GEMM Grouped Arguments

The GEMM grouped arguments can be created with

arguments = GemmGroupedArguments(
    operation, {problem_sizes_coord}, {tensor_As}, {tensor_Bs}, {tensor_Cs}, {tensor_Ds},
    output_op=output_op)
)
  • problem_size_coord is a list of cutlass.gemm.GemmCoord(M, N, K) for each problem size.
  • tensor_Xs is a list of user-provide tensors.
  • output_op: the params of the epilogue functor

Conv2d Arguments

The Conv2d arguments can be created with

arguments = Conv2dArguments(
    operation, {problem_size}, {tensor_A},
    {tensor_B}, {tensor_C}, {tensor_D}, 
    {output_op}, 
    {split_k_mode},
    {split_k_slices}
)
  • problem_size: it can be constructed with
    problem_size = cutlass.conv.Conv2dProblemSize(
        cutlass.Tensor4DCoord(N, H, W, C),
        cutlass.Tensor4DCoord(K, R, S, C),
        cutlass.Tensor4DCoord(pad[0], pad[1], pad[2], pad[3]),
        cutlass.MatrixCoord(stride[0], stride[1]),
        cutlass.MatrixCoord(dilation[0], dilation[1]),
        cutlass.conv.Mode.cross_correlation, 
        split_k_slices, 1
    )
    
  • tensor_X are user-provide tensors
  • output_op: the params of the epilogue functor
  • split_k_mode: currently we support cutlass.conv.SplitKMode.Serial and cutlass.conv.SplitKMode.Parallel.
  • split_k_slice: number of split-k slices

For ordianry conv2d, just use cutlass.conv.SplitKMode.Serial with split_k_slice=1.

Getting output_op

The way to create output_op is listed below

output_op = operation.epilogue_type(*([alpha, beta] + args.activation_args)),

It is a list of arguments start with the scaling factor alpha and beta.
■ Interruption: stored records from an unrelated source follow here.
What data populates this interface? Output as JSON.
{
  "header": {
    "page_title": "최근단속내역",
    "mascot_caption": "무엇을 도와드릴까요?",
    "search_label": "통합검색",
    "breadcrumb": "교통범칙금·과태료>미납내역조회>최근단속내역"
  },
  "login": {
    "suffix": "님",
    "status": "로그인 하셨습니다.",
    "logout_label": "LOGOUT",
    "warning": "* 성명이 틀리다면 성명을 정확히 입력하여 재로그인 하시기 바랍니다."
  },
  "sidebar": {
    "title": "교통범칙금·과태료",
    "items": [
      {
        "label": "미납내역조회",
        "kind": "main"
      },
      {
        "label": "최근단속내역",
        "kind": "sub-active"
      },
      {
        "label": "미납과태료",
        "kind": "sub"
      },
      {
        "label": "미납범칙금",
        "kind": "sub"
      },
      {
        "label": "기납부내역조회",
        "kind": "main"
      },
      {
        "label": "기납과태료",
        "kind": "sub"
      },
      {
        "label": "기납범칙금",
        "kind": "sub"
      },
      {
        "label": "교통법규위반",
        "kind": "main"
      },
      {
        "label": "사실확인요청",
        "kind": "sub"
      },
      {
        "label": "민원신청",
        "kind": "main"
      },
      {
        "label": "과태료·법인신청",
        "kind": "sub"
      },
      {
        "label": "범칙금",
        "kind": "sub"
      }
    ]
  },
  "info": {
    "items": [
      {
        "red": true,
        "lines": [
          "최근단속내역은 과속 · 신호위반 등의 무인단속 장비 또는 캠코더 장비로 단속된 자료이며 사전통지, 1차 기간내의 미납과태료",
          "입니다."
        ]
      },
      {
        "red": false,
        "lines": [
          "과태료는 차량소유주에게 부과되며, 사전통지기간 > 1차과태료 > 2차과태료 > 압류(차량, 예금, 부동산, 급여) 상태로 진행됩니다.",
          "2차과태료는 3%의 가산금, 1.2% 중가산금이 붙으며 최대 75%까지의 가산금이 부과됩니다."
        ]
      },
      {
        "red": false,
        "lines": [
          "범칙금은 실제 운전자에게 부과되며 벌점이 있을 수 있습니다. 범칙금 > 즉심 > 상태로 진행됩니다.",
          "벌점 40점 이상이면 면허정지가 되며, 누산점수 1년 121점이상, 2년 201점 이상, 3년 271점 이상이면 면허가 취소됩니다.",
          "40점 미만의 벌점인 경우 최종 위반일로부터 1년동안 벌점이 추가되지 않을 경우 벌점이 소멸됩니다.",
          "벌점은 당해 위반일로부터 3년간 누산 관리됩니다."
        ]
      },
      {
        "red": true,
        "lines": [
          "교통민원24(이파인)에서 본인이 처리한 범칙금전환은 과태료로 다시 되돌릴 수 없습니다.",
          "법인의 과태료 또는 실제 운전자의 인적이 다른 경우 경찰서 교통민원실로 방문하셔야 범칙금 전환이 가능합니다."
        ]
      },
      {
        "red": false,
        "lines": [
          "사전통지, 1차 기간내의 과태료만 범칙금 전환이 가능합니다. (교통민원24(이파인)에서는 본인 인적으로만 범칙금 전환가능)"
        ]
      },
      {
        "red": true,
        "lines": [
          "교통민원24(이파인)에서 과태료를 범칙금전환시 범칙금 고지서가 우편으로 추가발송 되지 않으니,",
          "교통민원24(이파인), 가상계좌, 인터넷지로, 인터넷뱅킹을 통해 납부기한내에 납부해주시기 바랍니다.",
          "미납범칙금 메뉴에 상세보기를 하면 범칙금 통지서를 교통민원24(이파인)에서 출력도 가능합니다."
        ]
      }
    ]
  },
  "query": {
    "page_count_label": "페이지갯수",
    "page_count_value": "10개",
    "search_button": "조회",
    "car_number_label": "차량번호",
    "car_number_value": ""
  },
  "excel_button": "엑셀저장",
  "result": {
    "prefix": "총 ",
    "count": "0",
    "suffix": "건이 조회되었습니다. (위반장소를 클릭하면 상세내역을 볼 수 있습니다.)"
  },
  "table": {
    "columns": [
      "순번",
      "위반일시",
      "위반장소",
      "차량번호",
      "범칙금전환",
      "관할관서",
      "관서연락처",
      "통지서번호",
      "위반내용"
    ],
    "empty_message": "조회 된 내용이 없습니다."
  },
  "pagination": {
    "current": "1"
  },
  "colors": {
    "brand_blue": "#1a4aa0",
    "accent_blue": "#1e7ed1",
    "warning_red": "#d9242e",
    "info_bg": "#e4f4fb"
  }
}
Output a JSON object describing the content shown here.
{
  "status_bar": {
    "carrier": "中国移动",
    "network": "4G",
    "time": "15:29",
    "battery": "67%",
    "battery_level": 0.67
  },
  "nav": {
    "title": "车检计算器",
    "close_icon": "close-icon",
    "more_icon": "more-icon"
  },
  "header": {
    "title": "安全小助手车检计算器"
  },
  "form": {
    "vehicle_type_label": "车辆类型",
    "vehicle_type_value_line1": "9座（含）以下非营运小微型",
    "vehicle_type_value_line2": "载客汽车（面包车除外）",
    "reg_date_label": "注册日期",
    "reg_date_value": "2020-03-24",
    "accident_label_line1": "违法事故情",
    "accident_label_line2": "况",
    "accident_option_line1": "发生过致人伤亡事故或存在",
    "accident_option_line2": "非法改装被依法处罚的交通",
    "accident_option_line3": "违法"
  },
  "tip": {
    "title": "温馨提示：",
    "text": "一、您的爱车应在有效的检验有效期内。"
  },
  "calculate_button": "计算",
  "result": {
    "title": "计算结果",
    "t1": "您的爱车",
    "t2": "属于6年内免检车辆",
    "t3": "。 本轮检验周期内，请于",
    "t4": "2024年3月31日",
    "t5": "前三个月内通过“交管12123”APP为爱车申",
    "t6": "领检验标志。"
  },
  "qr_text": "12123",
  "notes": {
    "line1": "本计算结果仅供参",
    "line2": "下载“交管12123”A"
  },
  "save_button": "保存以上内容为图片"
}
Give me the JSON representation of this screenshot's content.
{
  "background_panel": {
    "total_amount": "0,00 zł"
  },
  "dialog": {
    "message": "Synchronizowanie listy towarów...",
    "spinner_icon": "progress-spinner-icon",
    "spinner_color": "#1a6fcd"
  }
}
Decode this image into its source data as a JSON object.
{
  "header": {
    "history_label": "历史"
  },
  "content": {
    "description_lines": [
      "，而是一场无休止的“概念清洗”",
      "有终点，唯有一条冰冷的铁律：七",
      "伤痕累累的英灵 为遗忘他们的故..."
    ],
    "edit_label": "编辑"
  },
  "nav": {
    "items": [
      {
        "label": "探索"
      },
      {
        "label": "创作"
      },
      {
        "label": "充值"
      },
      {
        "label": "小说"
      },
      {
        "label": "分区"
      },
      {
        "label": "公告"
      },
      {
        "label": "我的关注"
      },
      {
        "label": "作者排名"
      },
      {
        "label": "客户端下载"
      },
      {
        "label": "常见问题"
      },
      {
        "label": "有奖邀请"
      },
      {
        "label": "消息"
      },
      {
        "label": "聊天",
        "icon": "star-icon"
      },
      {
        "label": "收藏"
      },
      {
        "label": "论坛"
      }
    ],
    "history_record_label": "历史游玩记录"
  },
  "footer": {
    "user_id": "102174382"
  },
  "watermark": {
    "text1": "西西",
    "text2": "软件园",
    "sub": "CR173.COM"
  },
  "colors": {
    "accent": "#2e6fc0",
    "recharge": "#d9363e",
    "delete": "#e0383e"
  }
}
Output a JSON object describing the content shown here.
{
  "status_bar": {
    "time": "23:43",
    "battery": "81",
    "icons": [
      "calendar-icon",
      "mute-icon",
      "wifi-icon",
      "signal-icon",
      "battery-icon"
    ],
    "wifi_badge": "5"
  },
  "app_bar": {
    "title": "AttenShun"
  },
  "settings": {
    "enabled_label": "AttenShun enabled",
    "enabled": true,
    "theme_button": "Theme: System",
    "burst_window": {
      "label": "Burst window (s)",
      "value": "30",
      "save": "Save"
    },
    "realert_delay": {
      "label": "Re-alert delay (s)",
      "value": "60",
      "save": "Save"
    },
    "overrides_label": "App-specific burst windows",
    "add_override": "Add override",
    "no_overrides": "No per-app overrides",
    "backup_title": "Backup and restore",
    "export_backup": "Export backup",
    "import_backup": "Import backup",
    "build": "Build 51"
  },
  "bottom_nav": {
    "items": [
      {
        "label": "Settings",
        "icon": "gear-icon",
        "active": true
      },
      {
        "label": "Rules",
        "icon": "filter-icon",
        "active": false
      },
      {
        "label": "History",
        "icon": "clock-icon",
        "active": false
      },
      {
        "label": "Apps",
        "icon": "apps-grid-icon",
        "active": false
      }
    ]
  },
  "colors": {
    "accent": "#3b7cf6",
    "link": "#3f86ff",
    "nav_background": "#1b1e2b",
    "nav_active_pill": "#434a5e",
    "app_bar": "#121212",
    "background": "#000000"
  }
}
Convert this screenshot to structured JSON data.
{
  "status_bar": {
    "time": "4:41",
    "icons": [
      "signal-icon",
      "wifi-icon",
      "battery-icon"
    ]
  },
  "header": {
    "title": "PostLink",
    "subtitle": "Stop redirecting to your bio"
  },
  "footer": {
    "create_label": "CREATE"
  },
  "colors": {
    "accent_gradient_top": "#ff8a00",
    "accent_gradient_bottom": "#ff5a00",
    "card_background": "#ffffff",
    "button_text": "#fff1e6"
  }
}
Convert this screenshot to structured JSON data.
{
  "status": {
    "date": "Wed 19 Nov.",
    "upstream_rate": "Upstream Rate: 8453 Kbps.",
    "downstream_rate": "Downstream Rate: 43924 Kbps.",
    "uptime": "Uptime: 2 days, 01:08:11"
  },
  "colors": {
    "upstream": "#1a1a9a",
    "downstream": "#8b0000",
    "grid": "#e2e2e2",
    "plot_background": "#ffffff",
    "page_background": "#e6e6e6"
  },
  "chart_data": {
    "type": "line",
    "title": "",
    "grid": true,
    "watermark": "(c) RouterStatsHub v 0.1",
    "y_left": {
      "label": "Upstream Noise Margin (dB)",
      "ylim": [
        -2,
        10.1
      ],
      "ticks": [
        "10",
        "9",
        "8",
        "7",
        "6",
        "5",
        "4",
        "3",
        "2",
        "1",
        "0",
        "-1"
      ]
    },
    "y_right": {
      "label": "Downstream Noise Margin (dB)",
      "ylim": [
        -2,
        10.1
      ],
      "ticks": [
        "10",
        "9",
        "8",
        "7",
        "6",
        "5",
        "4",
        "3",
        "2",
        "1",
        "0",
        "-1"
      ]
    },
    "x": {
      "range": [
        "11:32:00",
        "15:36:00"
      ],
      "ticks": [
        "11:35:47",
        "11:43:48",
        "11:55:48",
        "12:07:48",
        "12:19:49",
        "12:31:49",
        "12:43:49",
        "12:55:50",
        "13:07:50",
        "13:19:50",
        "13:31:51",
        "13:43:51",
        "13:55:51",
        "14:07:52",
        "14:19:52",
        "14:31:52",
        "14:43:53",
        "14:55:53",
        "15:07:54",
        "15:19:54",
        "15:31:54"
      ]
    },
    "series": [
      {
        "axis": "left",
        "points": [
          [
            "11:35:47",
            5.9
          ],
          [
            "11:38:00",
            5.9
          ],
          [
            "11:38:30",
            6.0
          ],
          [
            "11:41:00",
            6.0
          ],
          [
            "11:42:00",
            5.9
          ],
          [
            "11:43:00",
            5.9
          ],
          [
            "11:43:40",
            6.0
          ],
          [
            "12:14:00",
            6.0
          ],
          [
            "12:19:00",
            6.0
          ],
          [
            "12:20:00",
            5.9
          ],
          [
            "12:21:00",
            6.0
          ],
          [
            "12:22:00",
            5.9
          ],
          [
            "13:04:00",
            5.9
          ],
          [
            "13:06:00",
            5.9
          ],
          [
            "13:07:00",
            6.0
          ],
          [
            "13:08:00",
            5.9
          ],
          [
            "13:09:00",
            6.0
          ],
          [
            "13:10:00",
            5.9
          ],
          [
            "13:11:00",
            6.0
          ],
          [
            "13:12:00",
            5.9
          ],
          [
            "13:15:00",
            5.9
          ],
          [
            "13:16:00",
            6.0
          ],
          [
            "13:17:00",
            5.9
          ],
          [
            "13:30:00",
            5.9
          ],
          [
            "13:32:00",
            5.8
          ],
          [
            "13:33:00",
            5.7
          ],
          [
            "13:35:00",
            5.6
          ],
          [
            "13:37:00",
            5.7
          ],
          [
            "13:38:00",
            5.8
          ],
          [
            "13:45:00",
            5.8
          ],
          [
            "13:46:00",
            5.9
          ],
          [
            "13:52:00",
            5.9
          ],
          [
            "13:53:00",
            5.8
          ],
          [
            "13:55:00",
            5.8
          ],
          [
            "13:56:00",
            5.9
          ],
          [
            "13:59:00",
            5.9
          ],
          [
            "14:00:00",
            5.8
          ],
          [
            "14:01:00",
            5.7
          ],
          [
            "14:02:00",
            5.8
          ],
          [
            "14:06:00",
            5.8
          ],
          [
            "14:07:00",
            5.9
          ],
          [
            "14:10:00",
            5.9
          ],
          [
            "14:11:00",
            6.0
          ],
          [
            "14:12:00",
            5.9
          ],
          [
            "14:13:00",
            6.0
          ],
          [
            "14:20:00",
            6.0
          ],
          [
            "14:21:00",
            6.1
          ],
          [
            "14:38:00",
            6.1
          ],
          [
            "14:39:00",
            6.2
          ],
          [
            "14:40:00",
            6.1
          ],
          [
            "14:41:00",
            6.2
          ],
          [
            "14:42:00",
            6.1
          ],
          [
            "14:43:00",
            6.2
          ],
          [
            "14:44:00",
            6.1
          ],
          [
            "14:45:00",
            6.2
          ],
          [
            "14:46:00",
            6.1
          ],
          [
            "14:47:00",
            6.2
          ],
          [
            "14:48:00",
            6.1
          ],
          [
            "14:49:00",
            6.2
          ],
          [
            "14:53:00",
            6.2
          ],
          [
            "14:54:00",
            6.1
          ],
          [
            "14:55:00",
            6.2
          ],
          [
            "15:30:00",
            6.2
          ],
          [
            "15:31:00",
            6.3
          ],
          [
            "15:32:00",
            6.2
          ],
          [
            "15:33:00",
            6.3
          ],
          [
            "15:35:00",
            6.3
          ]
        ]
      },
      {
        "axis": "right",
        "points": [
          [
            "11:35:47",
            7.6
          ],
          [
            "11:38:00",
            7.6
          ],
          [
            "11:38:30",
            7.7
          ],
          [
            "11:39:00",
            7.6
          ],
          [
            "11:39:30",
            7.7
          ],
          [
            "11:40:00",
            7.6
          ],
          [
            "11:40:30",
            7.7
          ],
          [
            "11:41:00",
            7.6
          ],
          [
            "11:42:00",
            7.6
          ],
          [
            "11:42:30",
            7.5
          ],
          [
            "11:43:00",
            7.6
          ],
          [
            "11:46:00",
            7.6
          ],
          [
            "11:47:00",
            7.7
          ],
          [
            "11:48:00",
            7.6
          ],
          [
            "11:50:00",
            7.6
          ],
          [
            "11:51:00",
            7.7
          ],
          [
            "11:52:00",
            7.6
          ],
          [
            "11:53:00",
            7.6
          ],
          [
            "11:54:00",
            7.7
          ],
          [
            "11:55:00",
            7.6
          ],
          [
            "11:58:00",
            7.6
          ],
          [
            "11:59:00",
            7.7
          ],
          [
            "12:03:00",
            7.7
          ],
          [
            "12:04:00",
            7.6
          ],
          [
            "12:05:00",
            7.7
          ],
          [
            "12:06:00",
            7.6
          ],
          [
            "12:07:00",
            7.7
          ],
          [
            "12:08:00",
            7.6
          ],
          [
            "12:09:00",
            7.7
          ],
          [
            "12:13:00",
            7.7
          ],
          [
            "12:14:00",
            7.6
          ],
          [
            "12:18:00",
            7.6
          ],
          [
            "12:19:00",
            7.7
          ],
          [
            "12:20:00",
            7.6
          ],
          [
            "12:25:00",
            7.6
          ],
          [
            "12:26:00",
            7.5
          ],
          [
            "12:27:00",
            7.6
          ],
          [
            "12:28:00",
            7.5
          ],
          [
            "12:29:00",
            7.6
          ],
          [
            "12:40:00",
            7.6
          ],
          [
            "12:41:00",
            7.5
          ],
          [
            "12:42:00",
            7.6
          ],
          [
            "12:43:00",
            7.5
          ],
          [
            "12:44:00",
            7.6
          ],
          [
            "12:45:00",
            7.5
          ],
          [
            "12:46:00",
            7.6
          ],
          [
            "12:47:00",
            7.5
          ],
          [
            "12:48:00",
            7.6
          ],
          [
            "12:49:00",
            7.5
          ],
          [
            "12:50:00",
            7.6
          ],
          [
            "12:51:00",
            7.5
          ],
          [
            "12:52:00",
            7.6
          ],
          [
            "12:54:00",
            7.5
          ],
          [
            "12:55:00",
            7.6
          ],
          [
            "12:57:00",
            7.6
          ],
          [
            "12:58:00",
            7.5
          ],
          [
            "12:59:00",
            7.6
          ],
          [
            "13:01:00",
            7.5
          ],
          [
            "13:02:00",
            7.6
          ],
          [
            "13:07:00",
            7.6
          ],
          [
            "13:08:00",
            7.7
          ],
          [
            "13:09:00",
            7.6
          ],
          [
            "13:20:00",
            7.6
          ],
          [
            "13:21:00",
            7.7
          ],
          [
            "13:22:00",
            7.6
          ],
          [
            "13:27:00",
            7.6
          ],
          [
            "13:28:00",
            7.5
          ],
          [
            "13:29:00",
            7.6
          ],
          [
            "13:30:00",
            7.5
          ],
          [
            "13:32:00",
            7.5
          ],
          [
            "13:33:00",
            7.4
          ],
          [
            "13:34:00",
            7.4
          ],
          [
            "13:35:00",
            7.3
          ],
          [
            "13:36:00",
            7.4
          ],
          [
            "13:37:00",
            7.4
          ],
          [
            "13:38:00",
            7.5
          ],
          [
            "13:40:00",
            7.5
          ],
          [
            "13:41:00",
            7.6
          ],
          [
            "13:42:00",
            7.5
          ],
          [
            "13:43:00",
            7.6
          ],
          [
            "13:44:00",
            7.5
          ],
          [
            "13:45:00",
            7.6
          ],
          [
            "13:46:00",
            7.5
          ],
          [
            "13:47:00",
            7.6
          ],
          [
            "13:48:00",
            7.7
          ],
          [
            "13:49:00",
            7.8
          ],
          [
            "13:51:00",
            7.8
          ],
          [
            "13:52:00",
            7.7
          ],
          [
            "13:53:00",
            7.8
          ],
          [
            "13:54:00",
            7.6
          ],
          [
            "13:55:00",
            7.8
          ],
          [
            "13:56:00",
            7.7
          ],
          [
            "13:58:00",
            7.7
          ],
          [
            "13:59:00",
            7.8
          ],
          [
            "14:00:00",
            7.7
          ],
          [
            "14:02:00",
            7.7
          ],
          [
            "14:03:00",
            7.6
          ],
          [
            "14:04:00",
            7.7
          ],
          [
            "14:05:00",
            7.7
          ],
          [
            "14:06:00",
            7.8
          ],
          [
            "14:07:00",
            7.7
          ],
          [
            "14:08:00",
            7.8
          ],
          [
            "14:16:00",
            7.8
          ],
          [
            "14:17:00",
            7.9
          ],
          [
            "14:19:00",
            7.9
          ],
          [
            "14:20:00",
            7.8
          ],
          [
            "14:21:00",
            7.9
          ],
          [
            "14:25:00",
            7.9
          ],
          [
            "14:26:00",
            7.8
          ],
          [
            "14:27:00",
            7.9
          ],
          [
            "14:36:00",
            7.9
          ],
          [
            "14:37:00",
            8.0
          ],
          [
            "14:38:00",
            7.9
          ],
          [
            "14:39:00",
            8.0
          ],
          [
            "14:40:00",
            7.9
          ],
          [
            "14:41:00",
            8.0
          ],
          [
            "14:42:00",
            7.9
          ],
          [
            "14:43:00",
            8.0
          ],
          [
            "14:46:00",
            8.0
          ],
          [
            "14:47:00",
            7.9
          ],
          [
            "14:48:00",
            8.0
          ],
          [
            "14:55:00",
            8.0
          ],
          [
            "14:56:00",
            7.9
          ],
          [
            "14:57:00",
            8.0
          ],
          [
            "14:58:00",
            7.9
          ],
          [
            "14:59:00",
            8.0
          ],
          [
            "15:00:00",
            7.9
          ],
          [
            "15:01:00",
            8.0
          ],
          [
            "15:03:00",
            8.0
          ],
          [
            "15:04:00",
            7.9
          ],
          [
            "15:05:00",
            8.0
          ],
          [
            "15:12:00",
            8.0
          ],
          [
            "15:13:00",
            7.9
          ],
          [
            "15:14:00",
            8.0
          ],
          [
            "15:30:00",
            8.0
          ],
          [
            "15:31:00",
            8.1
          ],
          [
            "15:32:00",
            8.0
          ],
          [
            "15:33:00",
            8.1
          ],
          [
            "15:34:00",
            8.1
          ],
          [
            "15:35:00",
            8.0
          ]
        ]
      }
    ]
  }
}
The output_op of EpilogueVisitorTree is slightly different. Please check EpilogueVisitorTree for details.

Kernel Launching

With the arguments and operations, the kernel can be launched simply with

operation.run(arguments)

Sync results

We also provide function to synchronize the kernel execution. If you use numpy, it will also copy the result back to host. To do that, run

arguments.sync()

If you use EpilogueVisitorTree, please call

output_op.sync()

Reduction Kernel behind Parallel Split-K

If you use parallel-split-K in GEMM or Conv2d, an additional reduction kernel is required. Please check examples/40_cutlass_py for detail.